Inverse Prediction and Application of Homotopy Perturbation Method for Efficient Design of an Annular Fin with Variable Thermal Conductivity and Heat Generation

• Published in: Mathematical modelling and analysis Vol. 21; no. 5; pp. 699 - 717
• Main Authors: Mallick, Ashis, Ranjan, Rajiv, Prasad, Dilip K., Das, Ranjan
• Format: Journal Article
• Language: English
• Published: Taylor & Francis 02.09.2016; Vilnius Gediminas Technical University
• Subjects: Annular; heat conduction; Heat generation; Heat transfer; inverse problem; mathematical model; Mathematical models; Nonlinear differential equations; nonlinear problem; perturbation method; Perturbation theory; Stresses; Temperature distribution; Thermal conductivity; Thermal properties; mathematical model; inverse problem; nonlinear problem; heat conduction; perturbation method
• ISSN: 1392-6292; 1648-3510
• DOI: 10.3846/13926292.2016.1225606

In the present work, various thermal parameters of an annular fin subjected to thermal loading are inversely estimated using differential evolution (DE) method. In order to obtain the temperature field, the second order nonlinear differential equation for heat transfer with variable thermal conductivity and internal heat generation is solved using Homotopy Perturbation Method (HPM).

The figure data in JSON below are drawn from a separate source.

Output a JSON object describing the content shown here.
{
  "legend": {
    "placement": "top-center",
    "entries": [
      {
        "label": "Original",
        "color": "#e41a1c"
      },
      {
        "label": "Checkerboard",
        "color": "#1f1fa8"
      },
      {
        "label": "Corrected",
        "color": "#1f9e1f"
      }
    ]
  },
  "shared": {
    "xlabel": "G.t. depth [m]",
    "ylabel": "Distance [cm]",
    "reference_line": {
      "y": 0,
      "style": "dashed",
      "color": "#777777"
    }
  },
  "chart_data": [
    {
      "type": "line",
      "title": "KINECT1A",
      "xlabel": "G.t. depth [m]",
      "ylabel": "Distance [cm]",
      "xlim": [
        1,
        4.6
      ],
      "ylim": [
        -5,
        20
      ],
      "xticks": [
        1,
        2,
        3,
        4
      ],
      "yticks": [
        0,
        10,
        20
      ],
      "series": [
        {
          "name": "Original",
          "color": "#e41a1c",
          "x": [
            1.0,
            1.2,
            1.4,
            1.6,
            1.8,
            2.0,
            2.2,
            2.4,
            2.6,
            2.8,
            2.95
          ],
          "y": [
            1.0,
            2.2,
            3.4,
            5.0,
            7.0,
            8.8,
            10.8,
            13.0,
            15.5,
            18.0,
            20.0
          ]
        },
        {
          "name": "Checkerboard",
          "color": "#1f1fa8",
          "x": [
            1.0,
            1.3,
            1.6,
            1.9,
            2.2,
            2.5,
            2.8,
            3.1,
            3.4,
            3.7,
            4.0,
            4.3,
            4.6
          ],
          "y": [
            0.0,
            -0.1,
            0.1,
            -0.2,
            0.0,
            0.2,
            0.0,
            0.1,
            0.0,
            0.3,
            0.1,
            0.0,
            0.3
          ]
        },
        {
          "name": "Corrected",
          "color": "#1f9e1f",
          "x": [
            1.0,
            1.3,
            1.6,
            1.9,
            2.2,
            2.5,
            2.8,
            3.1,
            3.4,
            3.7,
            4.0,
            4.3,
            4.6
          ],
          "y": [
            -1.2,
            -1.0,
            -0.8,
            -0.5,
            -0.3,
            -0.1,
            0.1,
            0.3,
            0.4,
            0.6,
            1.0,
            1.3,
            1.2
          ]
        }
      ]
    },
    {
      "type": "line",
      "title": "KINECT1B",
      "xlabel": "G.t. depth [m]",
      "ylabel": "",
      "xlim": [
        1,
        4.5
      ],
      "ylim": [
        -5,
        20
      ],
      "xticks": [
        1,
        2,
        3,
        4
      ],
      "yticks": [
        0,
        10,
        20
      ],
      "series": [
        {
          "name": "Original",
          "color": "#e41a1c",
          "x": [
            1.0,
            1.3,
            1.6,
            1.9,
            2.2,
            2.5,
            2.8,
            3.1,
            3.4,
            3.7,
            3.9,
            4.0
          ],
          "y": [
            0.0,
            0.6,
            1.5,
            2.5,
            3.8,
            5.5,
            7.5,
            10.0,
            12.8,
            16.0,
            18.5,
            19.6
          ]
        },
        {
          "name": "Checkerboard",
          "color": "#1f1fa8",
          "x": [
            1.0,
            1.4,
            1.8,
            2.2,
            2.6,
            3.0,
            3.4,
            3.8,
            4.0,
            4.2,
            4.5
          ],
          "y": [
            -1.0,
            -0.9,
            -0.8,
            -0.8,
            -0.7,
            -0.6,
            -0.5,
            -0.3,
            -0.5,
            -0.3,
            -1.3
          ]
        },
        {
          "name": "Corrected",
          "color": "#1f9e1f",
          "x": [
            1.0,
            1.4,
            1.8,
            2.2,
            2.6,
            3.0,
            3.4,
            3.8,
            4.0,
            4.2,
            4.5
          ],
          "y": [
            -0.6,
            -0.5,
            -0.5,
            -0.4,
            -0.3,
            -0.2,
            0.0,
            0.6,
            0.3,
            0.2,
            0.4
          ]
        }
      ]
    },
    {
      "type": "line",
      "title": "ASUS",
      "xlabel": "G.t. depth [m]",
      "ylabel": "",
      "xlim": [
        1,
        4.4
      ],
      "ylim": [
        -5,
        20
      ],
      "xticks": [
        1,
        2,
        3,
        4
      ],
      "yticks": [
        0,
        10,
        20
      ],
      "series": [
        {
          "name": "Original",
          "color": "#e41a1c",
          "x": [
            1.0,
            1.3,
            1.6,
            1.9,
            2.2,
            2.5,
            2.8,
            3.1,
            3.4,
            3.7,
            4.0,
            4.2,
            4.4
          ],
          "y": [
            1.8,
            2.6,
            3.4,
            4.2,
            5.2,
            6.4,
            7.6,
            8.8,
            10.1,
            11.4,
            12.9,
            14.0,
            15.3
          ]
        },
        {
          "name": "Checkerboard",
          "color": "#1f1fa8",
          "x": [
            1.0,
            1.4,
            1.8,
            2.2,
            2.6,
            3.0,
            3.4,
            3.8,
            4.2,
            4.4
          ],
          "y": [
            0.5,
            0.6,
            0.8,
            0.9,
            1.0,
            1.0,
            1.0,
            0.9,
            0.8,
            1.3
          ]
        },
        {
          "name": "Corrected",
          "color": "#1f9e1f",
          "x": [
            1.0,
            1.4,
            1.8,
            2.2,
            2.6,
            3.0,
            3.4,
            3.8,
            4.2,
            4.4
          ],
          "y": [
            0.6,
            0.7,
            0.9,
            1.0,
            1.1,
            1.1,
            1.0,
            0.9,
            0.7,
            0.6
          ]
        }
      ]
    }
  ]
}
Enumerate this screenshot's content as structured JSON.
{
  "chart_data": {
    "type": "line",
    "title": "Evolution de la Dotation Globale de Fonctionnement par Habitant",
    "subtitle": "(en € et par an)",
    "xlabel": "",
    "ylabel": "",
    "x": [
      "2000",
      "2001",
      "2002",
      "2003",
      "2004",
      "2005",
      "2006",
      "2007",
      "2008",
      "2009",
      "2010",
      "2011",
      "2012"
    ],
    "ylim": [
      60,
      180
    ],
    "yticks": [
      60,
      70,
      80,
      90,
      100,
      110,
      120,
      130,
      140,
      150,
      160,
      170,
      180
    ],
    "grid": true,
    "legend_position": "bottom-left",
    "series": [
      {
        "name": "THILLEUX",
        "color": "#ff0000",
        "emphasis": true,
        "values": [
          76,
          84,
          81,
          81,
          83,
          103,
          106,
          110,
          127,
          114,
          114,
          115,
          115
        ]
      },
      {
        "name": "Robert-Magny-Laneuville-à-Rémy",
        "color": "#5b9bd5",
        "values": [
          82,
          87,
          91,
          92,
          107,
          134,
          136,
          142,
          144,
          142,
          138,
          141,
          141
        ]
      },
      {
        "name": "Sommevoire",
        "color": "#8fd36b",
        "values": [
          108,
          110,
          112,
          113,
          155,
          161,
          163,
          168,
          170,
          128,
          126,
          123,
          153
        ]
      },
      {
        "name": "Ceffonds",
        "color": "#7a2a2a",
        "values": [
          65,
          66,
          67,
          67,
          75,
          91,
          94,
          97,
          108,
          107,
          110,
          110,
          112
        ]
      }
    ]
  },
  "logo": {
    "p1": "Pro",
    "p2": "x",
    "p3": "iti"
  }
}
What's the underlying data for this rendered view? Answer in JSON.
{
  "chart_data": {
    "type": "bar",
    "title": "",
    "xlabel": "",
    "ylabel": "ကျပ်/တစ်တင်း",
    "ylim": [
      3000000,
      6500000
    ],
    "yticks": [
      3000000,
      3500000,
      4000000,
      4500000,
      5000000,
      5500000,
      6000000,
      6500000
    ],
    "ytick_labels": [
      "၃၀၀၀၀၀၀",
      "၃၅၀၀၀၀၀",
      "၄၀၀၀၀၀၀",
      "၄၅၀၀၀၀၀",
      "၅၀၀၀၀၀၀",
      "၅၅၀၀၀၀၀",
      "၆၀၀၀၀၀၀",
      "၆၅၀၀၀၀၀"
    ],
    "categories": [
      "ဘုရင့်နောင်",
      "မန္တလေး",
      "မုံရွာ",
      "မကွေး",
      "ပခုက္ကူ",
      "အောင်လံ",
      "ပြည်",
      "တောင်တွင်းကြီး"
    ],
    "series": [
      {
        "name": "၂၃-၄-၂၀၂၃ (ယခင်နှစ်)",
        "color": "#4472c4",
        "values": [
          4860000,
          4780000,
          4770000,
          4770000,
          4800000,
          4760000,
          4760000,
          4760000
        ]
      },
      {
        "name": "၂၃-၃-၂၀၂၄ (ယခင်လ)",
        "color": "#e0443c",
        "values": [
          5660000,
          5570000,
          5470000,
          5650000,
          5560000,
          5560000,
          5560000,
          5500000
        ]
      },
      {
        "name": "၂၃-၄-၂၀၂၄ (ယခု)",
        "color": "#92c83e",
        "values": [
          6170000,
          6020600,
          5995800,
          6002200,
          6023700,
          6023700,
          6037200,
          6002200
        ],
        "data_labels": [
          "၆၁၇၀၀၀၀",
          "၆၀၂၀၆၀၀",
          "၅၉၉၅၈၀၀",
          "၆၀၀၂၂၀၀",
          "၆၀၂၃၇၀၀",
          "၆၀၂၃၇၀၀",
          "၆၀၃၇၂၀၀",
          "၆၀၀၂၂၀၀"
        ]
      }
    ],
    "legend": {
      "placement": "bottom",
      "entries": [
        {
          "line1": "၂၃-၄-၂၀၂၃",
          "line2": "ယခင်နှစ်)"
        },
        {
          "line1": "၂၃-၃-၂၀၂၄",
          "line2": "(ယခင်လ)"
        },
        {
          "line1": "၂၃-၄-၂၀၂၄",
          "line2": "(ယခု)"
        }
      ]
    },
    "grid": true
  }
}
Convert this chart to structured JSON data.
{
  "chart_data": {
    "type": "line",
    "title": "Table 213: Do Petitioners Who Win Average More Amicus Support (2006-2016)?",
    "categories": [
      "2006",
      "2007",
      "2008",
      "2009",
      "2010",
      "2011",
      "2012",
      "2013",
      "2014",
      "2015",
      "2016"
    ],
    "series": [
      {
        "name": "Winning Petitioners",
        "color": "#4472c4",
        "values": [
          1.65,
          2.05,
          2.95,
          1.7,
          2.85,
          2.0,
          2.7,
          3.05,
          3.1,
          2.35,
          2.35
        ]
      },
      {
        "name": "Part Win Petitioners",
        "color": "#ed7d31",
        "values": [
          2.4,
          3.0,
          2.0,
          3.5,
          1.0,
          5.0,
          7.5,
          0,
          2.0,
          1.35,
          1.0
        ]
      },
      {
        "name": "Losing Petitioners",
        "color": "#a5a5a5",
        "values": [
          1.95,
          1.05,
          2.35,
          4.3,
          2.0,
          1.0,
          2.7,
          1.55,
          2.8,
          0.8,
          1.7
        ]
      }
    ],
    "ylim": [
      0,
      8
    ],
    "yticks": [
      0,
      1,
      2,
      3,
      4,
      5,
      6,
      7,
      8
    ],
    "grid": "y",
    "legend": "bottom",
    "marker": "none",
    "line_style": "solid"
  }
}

Classical thermo-elasticity approach coupled with an HPM solution for temperature field is employed for the forward solution of thermal stresses. It is interesting that the internal heat generation does not affect the radial stresses, while the temperature field and the tangential stresses are influenced by the heat generation parameters. As the tangential stresses are mainly responsible for mechanical failure due to thermal loading in an annular fin, the unknown thermal parameters are inversely estimated from a prescribed tangential stress field. The reconstructed stress fields obtained from the inverse parameters are found to be in good agreement with the actual solution.